From the Left



This has been the anti-democracy decade

By Robert B. Reich, Tribune Content Agency on

We're coming to the end of what might be called the anti-democracy decade. It began Jan. 21, 2010, with the Supreme Court's shameful decision in Citizen's United v. Federal Election Commission, opening the floodgates to big money in politics with the absurd claim that the First Amendment protects corporate speech.

It ends with Donald Trump in the White House, filling his administration with corporate shills and inviting foreign powers to interfere in American elections.

Trump is the consequence rather than the cause of the anti-democratic surge.

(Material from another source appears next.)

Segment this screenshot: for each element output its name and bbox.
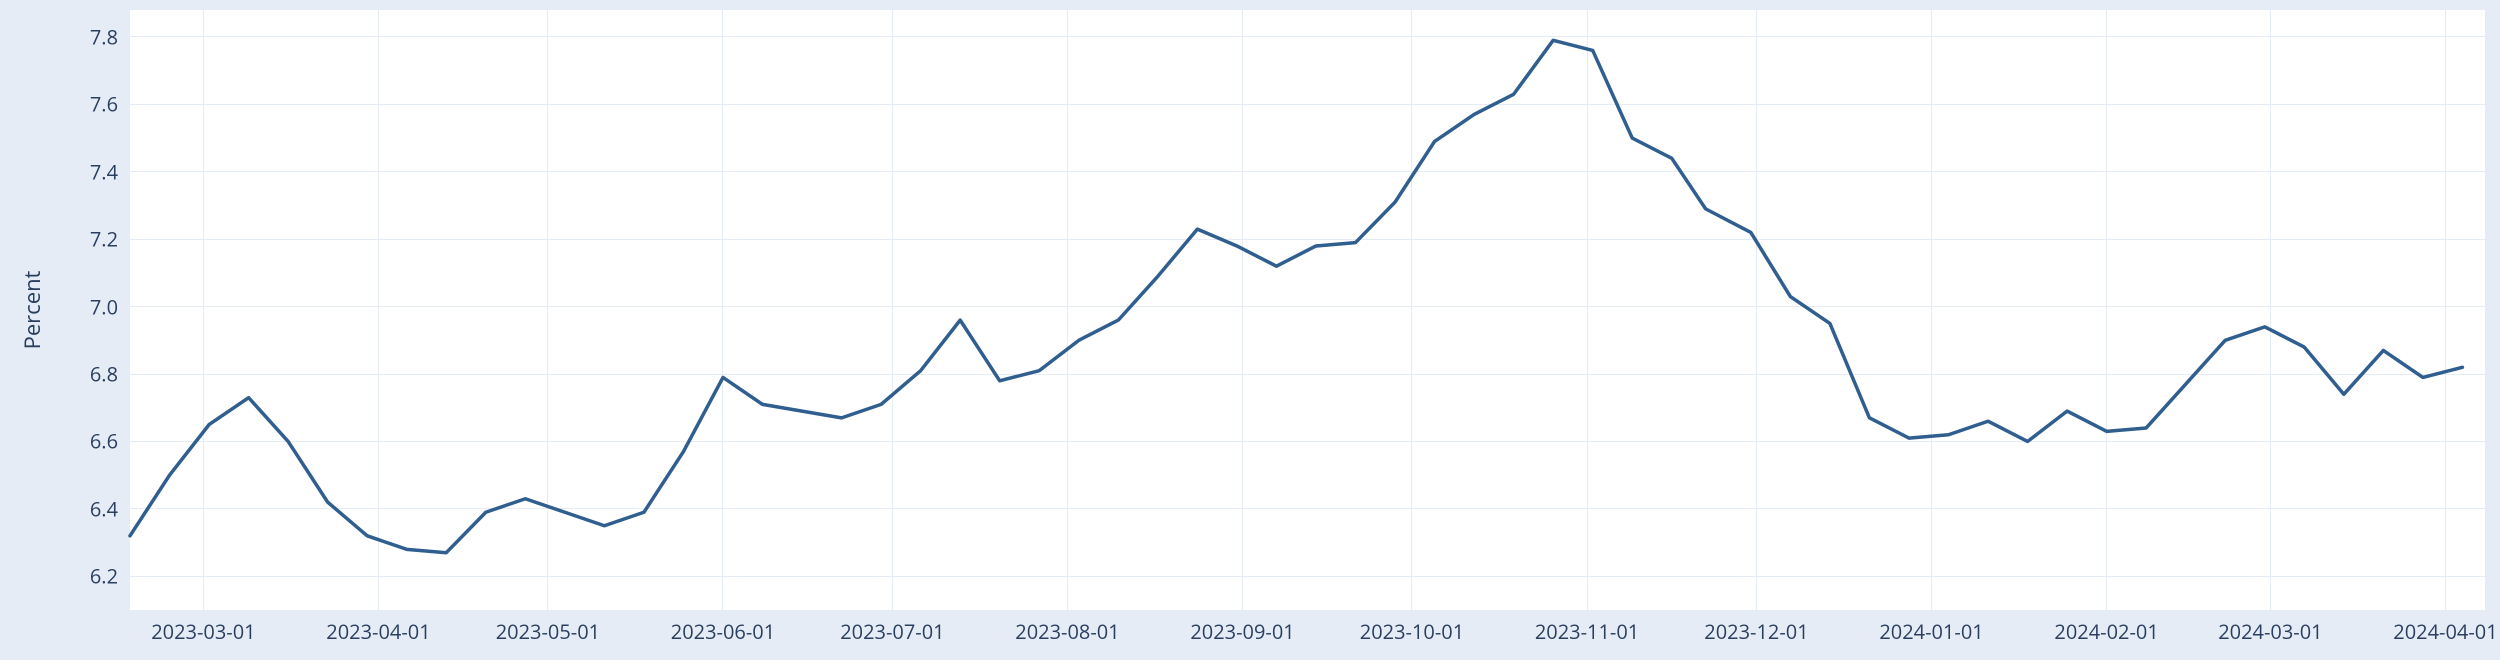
line-layer bbox=[0, 0, 2500, 660]
line-chart: Percent 6.26.46.66.87.07.27.47.67.82023-… bbox=[0, 0, 2500, 660]
series-line[interactable] bbox=[130, 40, 2462, 552]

By the 2016 election, the richest 100th of 1 percent of Americans -- 24,949 very wealthy people -- accounted for a record-breaking 40 percent of all campaign contributions. That same year, corporations flooded the presidential, Senate and House elections with $3.4 billion of donations. Labor unions no longer provided any countervailing power, contributing only $213 million -- $1 for every $16 corporate dollars.

Big corporations and the super-wealthy lavished their donations on the Republican Party because Republicans promised them a giant tax cut if they won. As Sen. Lindsey Graham warned his Republican colleagues "financial contributions will stop" if the GOP didn't come through.

The political investments paid off big. Pfizer, whose 2016 contributions to the GOP totaled $16 million, will reap an estimated $39 billion in tax savings by 2022. GE contributed $20 million and will get back $16 billion. Chevron donated $13 million and will receive $9 billion.

Groups supported by Charles and the late David Koch spent more than $20 million promoting the tax cut, which will save them and their heirs between $1 billion and $1.4 billion a year.


Not even a sizzling economy could match these returns.

With the help of the tax cut, corporate profits are now at an all-time high. But almost nothing has trickled down. Companies have spent most of their extra cash on stock buybacks and dividends. This has given the stock market a sugar high but has left little for workers.

The anti-democracy decade has been hard on American workers. Despite the longest economic expansion in modern history, real wages have barely risen. The share of corporate profits going to workers still isn't back to where it was before the 2008 financial crisis. Never in the history of economic data have corporate profits outgrown employee compensation so clearly and for so long.

The so-called "free market" has been taken over by crony capitalism, corporate bailouts and corporate welfare.